I'm glancing through my copy of Pulitzer Prize winner Paul Krugman's book The Conscience of a Liberal. The paperback edition, published just as President Obama was about to take office in 2009, includes this optimistic observation:
"The old Democratic majority was a weak coalition of Northern liberals and southern conservatives. The new majority is much more solidly progressive, largely because it was achieved despite the disappearance of the Dixiecrats. Meanwhile, the Republican party, having taken over the South, has lost the rest of the country and has largely been reduced to a Southern rump... Indeed it's a good bet that the remaining non-Southern Republicans in Congress, especially in the Senate, will prove relatively accommodating out of fear for their own reelection prospects" (my emphasis).
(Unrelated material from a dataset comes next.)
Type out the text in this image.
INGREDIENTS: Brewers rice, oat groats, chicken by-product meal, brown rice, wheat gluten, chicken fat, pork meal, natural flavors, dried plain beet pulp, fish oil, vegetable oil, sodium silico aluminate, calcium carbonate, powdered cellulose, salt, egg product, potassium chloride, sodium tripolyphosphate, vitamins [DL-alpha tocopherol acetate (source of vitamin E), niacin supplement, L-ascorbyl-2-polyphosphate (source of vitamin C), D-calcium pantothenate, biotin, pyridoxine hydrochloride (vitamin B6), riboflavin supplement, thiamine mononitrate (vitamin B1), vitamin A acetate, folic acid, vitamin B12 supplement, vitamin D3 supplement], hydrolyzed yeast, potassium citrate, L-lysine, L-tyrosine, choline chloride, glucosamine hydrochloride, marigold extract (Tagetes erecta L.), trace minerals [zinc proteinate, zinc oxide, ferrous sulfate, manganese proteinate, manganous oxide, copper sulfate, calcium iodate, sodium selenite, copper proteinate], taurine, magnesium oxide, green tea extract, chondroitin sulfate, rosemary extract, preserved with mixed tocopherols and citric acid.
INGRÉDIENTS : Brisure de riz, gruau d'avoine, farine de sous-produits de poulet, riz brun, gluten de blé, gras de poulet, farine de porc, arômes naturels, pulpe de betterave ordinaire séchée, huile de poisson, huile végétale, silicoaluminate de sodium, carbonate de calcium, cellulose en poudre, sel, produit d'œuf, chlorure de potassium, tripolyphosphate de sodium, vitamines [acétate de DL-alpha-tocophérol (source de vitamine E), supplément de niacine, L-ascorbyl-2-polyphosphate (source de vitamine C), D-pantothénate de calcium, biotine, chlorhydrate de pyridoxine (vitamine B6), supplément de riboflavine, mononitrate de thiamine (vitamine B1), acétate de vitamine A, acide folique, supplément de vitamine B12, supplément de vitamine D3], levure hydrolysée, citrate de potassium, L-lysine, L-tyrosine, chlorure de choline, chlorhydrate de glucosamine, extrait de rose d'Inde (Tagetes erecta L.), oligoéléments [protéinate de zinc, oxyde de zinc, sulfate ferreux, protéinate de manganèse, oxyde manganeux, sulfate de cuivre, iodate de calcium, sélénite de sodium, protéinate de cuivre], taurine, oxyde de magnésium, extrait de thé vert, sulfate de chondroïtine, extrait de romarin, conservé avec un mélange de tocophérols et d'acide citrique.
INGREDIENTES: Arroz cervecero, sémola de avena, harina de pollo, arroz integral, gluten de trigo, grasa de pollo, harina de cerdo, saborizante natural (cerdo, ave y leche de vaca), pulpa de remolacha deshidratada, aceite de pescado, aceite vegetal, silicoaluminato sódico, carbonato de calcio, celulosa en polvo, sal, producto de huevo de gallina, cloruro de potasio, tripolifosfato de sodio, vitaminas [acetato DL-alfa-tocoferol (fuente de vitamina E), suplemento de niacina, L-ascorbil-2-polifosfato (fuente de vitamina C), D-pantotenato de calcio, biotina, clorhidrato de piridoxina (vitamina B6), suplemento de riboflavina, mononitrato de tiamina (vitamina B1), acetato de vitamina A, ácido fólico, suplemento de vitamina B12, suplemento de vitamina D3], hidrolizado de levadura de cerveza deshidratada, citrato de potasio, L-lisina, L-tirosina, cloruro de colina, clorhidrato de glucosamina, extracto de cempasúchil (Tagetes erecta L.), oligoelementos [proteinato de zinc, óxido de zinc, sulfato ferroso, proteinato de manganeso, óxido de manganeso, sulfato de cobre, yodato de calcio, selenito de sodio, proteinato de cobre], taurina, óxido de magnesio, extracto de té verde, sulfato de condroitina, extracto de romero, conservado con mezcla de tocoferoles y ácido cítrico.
Wow, early 2009 seems like such an innocent time now. Republicans prove accommodating? Dream on. The GOP quickly adopted a policy of total opposition and obstructionism. Politically, this policy was a big success. In the 2010 elections, Republican voters turned out in droves, while disillusioned Democrats stayed home. It's not that the country wasn't ready for progressive change, it's just that disappointment over the state of the economy and promises not kept meant that Democrats were not about to get a ringing endorsement in the midterms.
I've heard it said that even when the Republicans are out of power, they act like they're in power, and when the Democrats are in power, they act like they're out of power. During the last two years, the Republicans used the Senates cloture rules like a sledgehammer. The results speak for themselves. More than 400 bills passed by the House were never taken up by the Senate. Nearly one out of every nine federal judgeships remain vacant. Dozens of Presidential nominees have been held up in the Senate, even though there are no substantive objections to most of them. A single Senator – Richard Shelby (R-AL) – was able to hold up 70 Presidential nominees, including the top intelligence officers at the State Department and the Department of Homeland Security, because he was upset about possible elimination of some pork barrel spending in his state.
I had originally outlined this post as a report card on two years of government by President Obama and the Democratic Congress. But again, it's the Republicans who have defined everything that's happened in the last two years. How can the President worry about immigration reform and climate change legislation, when thanks to Republicans he's just inherited the worst economy since the Great Depression, two failed wars, the largest budget deficit ever, and the imminent collapse of America's banking and automobile industries? Combine all this with a Republican congressional caucus dedicated to seeing that none of these problems actually get solved, and it's a miracle the country survived. Mr. President, Senator Reid, Speaker Pelosi, thank you.